Increasing vitamin C can also lift depression (J Orthomolec Med, 1987; 2: 217-8; Br J Psych, 1963; 109: 294-9; Br J Psych, 1984; 145: 477). Your magnesium and potassium levels may also be low.
* Dietary adjustments. The modern trend for low-fat diets may be doing more harm than good since it has been clearly demonstrated that low-cholesterol diets can lead to feelings of depression and even suicide (BMJ, 1996; 313: 649-63, 644; J Orthomolec Med, 1990; 5: 20-1). High caffeine and sugar intakes are also associated with higher rates of depression.

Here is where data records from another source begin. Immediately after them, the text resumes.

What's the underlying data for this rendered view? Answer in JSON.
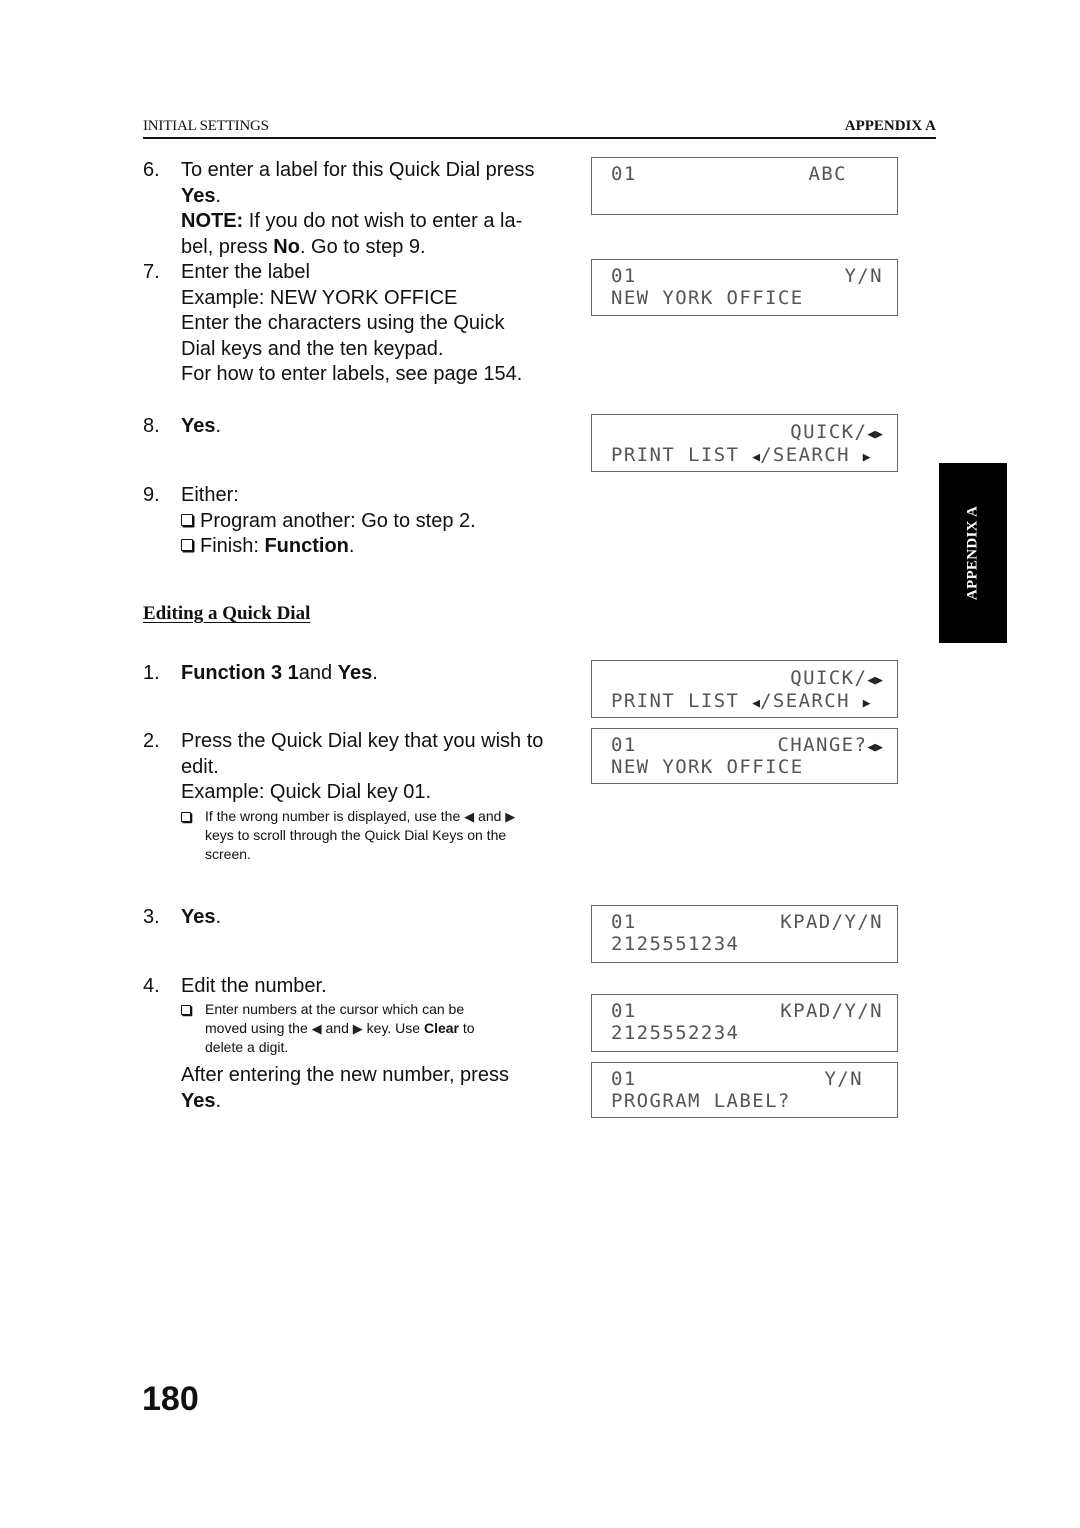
{
  "header": {
    "left": "INITIAL SETTINGS",
    "right": "APPENDIX A"
  },
  "side_tab": "APPENDIX A",
  "page_number": "180",
  "steps_top": {
    "step6": {
      "num": "6.",
      "text": "To enter a label for this Quick Dial press",
      "bold_key": "Yes",
      "note_label": "NOTE:",
      "note_text_a": " If you do not wish to enter a la-",
      "note_text_b": "bel, press ",
      "note_key": "No",
      "note_text_c": ". Go to step 9."
    },
    "step7": {
      "num": "7.",
      "line1": "Enter the label",
      "line2": "Example: NEW YORK OFFICE",
      "line3": "Enter the characters using the Quick",
      "line4": "Dial keys and the ten keypad.",
      "line5": "For how to enter labels, see page 154."
    },
    "step8": {
      "num": "8.",
      "key": "Yes",
      "suffix": "."
    },
    "step9": {
      "num": "9.",
      "text": "Either:",
      "option1": "Program another: Go to step 2.",
      "option2_prefix": "Finish: ",
      "option2_key": "Function",
      "option2_suffix": "."
    }
  },
  "section_title": "Editing a Quick Dial",
  "steps_edit": {
    "step1": {
      "num": "1.",
      "key1": "Function 3 1",
      "mid": "and ",
      "key2": "Yes",
      "suffix": "."
    },
    "step2": {
      "num": "2.",
      "line1": "Press the Quick Dial key that you wish to",
      "line2": "edit.",
      "line3": "Example: Quick Dial key 01.",
      "note_a": "If the wrong number is displayed, use the",
      "note_b": "and",
      "note_c": "keys to scroll through the Quick Dial Keys on the",
      "note_d": "screen."
    },
    "step3": {
      "num": "3.",
      "key": "Yes",
      "suffix": "."
    },
    "step4": {
      "num": "4.",
      "text": "Edit the number.",
      "note_a": "Enter numbers at the cursor which can be",
      "note_b": "moved using the",
      "note_c": "and",
      "note_d": "key.  Use",
      "note_key": "Clear",
      "note_e": "to",
      "note_f": "delete a digit.",
      "after_a": "After entering the new number, press",
      "after_key": "Yes",
      "after_suffix": "."
    }
  },
  "lcd_displays": [
    {
      "line1_left": "01",
      "line1_right": "ABC",
      "line2": ""
    },
    {
      "line1_left": "01",
      "line1_right": "Y/N",
      "line2": "NEW YORK OFFICE"
    },
    {
      "line1_right": "QUICK/",
      "line2_left": "PRINT LIST ",
      "line2_mid": "/SEARCH "
    },
    {
      "line1_right": "QUICK/",
      "line2_left": "PRINT LIST ",
      "line2_mid": "/SEARCH "
    },
    {
      "line1_left": "01",
      "line1_right": "CHANGE?",
      "line2": "NEW YORK OFFICE"
    },
    {
      "line1_left": "01",
      "line1_right": "KPAD/Y/N",
      "line2": "2125551234"
    },
    {
      "line1_left": "01",
      "line1_right": "KPAD/Y/N",
      "line2": "2125552234"
    },
    {
      "line1_left": "01",
      "line1_right": "Y/N",
      "line2": "PROGRAM LABEL?"
    }
  ],
  "icons": {
    "left_arrow": "◀",
    "right_arrow": "▶"
  }
}
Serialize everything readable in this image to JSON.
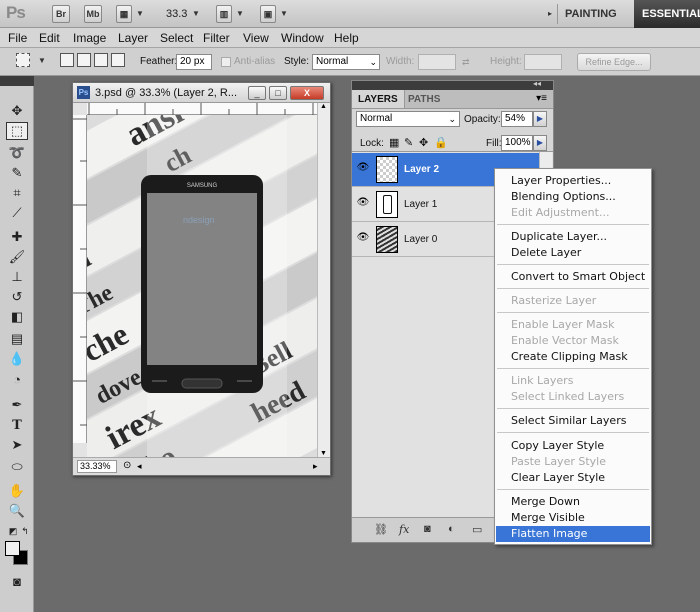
{
  "app": {
    "logo": "Ps",
    "bridge_label": "Br",
    "minibridge_label": "Mb",
    "zoom": "33.3",
    "workspaces": {
      "painting": "PAINTING",
      "essentials": "ESSENTIALS"
    }
  },
  "menu": [
    "File",
    "Edit",
    "Image",
    "Layer",
    "Select",
    "Filter",
    "View",
    "Window",
    "Help"
  ],
  "options": {
    "feather_label": "Feather:",
    "feather_value": "20 px",
    "antialias_label": "Anti-alias",
    "style_label": "Style:",
    "style_value": "Normal",
    "width_label": "Width:",
    "height_label": "Height:",
    "refine_edge": "Refine Edge..."
  },
  "document": {
    "title": "3.psd @ 33.3% (Layer 2, R...",
    "zoom_status": "33.33%",
    "phone_brand": "SAMSUNG",
    "win_buttons": {
      "minimize": "_",
      "maximize": "□",
      "close": "X"
    }
  },
  "layers_panel": {
    "tabs": [
      "LAYERS",
      "PATHS"
    ],
    "blend_mode": "Normal",
    "opacity_label": "Opacity:",
    "opacity_value": "54%",
    "lock_label": "Lock:",
    "fill_label": "Fill:",
    "fill_value": "100%",
    "layers": [
      {
        "name": "Layer 2",
        "selected": true
      },
      {
        "name": "Layer 1",
        "selected": false
      },
      {
        "name": "Layer 0",
        "selected": false
      }
    ]
  },
  "context_menu": {
    "groups": [
      [
        {
          "label": "Layer Properties...",
          "enabled": true
        },
        {
          "label": "Blending Options...",
          "enabled": true
        },
        {
          "label": "Edit Adjustment...",
          "enabled": false
        }
      ],
      [
        {
          "label": "Duplicate Layer...",
          "enabled": true
        },
        {
          "label": "Delete Layer",
          "enabled": true
        }
      ],
      [
        {
          "label": "Convert to Smart Object",
          "enabled": true
        }
      ],
      [
        {
          "label": "Rasterize Layer",
          "enabled": false
        }
      ],
      [
        {
          "label": "Enable Layer Mask",
          "enabled": false
        },
        {
          "label": "Enable Vector Mask",
          "enabled": false
        },
        {
          "label": "Create Clipping Mask",
          "enabled": true
        }
      ],
      [
        {
          "label": "Link Layers",
          "enabled": false
        },
        {
          "label": "Select Linked Layers",
          "enabled": false
        }
      ],
      [
        {
          "label": "Select Similar Layers",
          "enabled": true
        }
      ],
      [
        {
          "label": "Copy Layer Style",
          "enabled": true
        },
        {
          "label": "Paste Layer Style",
          "enabled": false
        },
        {
          "label": "Clear Layer Style",
          "enabled": true
        }
      ],
      [
        {
          "label": "Merge Down",
          "enabled": true
        },
        {
          "label": "Merge Visible",
          "enabled": true
        },
        {
          "label": "Flatten Image",
          "enabled": true,
          "highlighted": true
        }
      ]
    ]
  },
  "colors": {
    "selection_blue": "#3875d7",
    "foreground": "#f0f0f0",
    "background": "#000000"
  }
}
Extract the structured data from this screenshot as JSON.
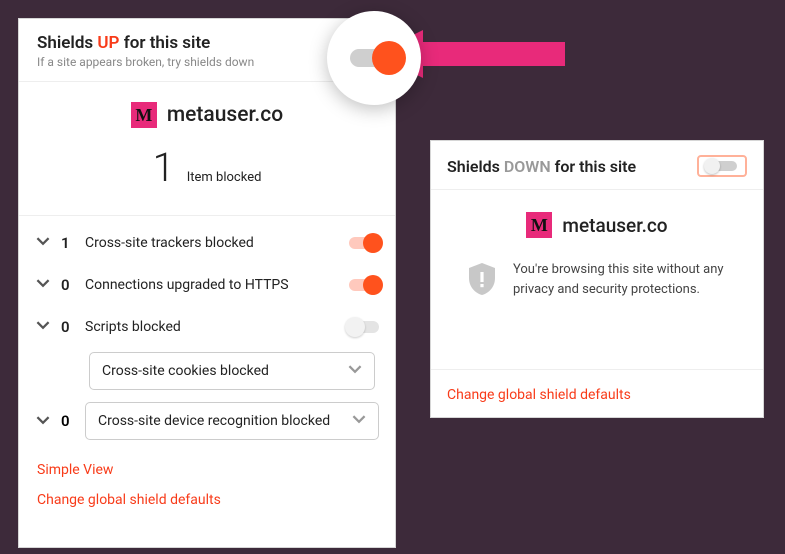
{
  "up": {
    "title_prefix": "Shields ",
    "title_accent": "UP",
    "title_suffix": " for this site",
    "subtitle": "If a site appears broken, try shields down",
    "site_name": "metauser.co",
    "blocked_count": "1",
    "blocked_label": "Item blocked",
    "rows": [
      {
        "count": "1",
        "label": "Cross-site trackers blocked"
      },
      {
        "count": "0",
        "label": "Connections upgraded to HTTPS"
      },
      {
        "count": "0",
        "label": "Scripts blocked"
      }
    ],
    "select_cookies": "Cross-site cookies blocked",
    "device_row_count": "0",
    "select_device": "Cross-site device recognition blocked",
    "link_simple": "Simple View",
    "link_global": "Change global shield defaults"
  },
  "down": {
    "title_prefix": "Shields ",
    "title_accent": "DOWN",
    "title_suffix": " for this site",
    "site_name": "metauser.co",
    "warn_text": "You're browsing this site without any privacy and security protections.",
    "link_global": "Change global shield defaults"
  }
}
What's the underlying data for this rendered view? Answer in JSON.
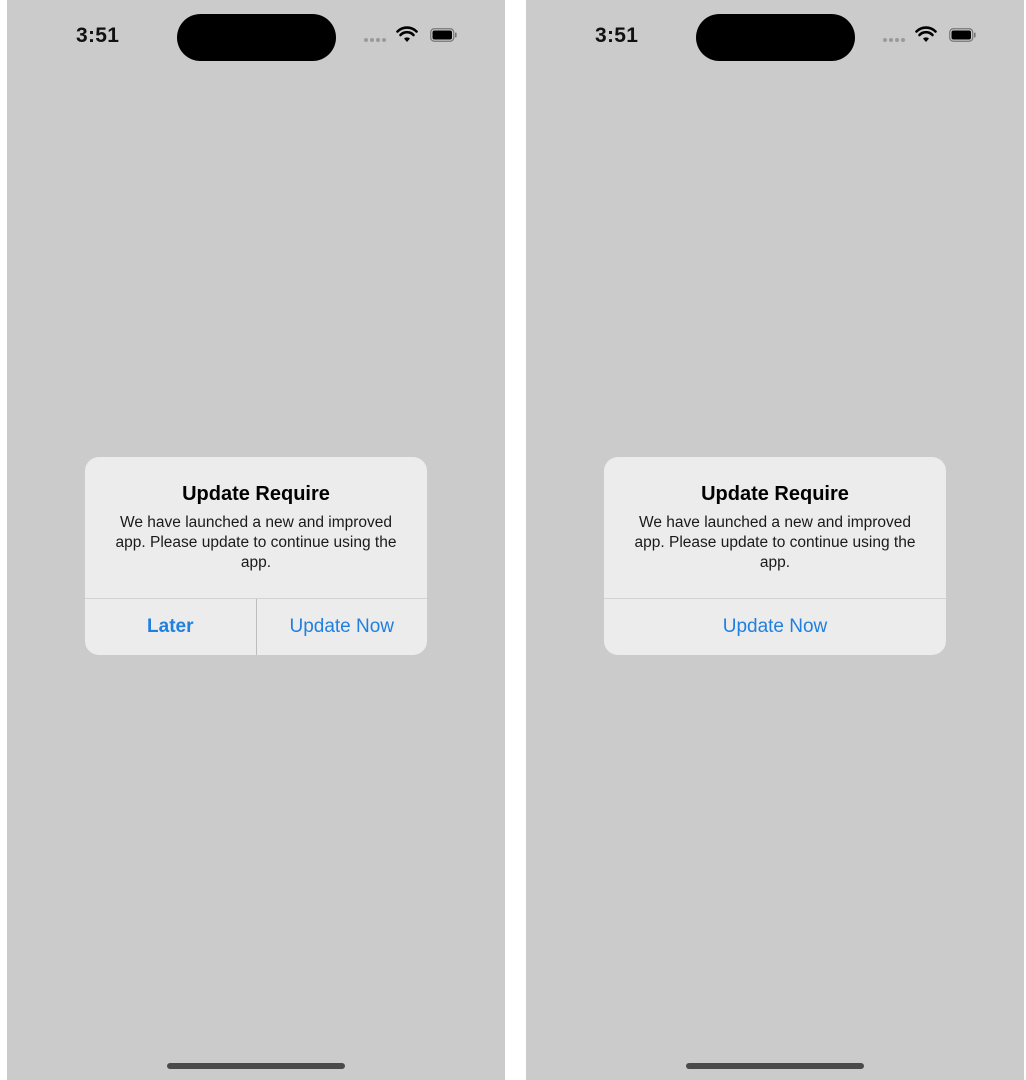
{
  "screens": [
    {
      "status_bar": {
        "time": "3:51"
      },
      "alert": {
        "title": "Update Require",
        "message": "We have launched a new and improved app. Please update to continue using the app.",
        "buttons": [
          {
            "label": "Later",
            "style": "bold"
          },
          {
            "label": "Update Now",
            "style": "regular"
          }
        ]
      }
    },
    {
      "status_bar": {
        "time": "3:51"
      },
      "alert": {
        "title": "Update Require",
        "message": "We have launched a new and improved app. Please update to continue using the app.",
        "buttons": [
          {
            "label": "Update Now",
            "style": "regular"
          }
        ]
      }
    }
  ],
  "colors": {
    "background": "#cbcbcb",
    "alert_bg": "#ececec",
    "accent": "#2080e0"
  }
}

* Amino acids. Neurotransmitters are chemicals which act like messengers between the brain and the nerve cells. The neurotransmitters serotonin and norepinephrine (noradrenaline) help to regulate our moods. Instead of suppressing these or substituting for them with drugs, give your body a chance to manufacture its own. Tryptophan is an essential amino acid from which serotonin is derived. Studies show that depressed individuals are often low in this amino acid (Psychol Med, 1978; 8: 49-58; Arch Gen Psych, 1990; 47: 411-8) and that taking supplements of tryptophan can be as effective as antidepressants (Neuropsych, 1988; 20: 28-35; Wurtman & Wurtman, Nutrition and the Brain, vol 7, NY: Raven Press, 1986). Given that tryptophan is one of the least abundant amino acids in foods, it is unfortunate that it is not currently available as a supplement. But you may be able to boost your tryptophan levels to some extent by eating amino acid-rich foods.
Norepinephrine is derived from L-phenylalanine, another essential amino acid. L-phenylalanine is also converted into phenylethylamine, or PEA (the same stimulant found in chocolate) when the body is low in vitamin B6. In one study, a group of people with major depression were found to be low in PEA. As soon as they began taking L-phenylalanine and B6, their moods lifted (J Clin Psych, 1986; 47: 66-70).